Retour sur mon intervention accompagné de quelques explications.
1.
Grève
Le 21 juillet dernier se termine l’une des plus longues grèves de la faim que notre pays ait connues. 470 personnes grévistes décident de mettre fin à une grève de la soif et suspendre une grève de la faim. Le mouvement, réparti entre l’ULB, la VUB et l’Église du béguinage, arrête son action en annonçant un accord avec le Secrétaire d’État et l’Office des étrangers.

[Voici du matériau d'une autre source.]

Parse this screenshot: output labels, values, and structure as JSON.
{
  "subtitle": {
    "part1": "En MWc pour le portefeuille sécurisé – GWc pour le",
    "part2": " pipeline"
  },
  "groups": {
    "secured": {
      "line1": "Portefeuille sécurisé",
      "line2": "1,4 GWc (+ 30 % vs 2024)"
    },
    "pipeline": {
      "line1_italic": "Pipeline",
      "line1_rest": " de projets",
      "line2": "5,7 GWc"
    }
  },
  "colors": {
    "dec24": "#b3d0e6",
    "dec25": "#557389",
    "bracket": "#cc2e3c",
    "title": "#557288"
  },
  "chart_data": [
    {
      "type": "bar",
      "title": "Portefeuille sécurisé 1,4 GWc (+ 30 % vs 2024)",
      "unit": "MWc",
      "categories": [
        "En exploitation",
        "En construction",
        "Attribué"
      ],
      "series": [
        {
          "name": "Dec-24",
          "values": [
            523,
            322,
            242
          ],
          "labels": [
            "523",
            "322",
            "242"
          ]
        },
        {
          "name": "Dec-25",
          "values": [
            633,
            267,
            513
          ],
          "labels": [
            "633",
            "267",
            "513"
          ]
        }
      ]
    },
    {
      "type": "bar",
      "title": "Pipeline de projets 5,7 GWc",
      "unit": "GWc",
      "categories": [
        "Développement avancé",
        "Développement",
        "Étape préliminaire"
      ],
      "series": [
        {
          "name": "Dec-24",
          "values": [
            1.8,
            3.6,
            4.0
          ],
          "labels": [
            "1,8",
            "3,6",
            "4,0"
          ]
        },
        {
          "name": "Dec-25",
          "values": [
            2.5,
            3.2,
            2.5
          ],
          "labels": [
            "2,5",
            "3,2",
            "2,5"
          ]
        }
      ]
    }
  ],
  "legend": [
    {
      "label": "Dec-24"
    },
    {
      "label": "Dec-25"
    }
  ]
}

Dans cet accord, des « lignes directrices » pour l’appréciation d’une éventuelle régularisation des grévistes ont été rappelées. En effet, via la procédure « 9bis », des personnes sans-papiers ont la possibilité de bénéficier d’une « faveur » et d’être régularisées sous l’appréciation discrétionnaire du Secrétaire d’État. L’Office des étrangers analyse de manière individuelle les requêtes des grévistes et octroie, ou non, un titre de séjour.
2.
Paroles
La difficulté est que finalement, personne ne connaît vraiment les raisons pour lesquelles un dossier va recevoir un avis positif ou être refusé. C’est sur cet aspect que les dernières réunions entre des représentants des grévistes, Sammy Mahdi et l’Office des étrangers se sont concentrées dans les dernières heures.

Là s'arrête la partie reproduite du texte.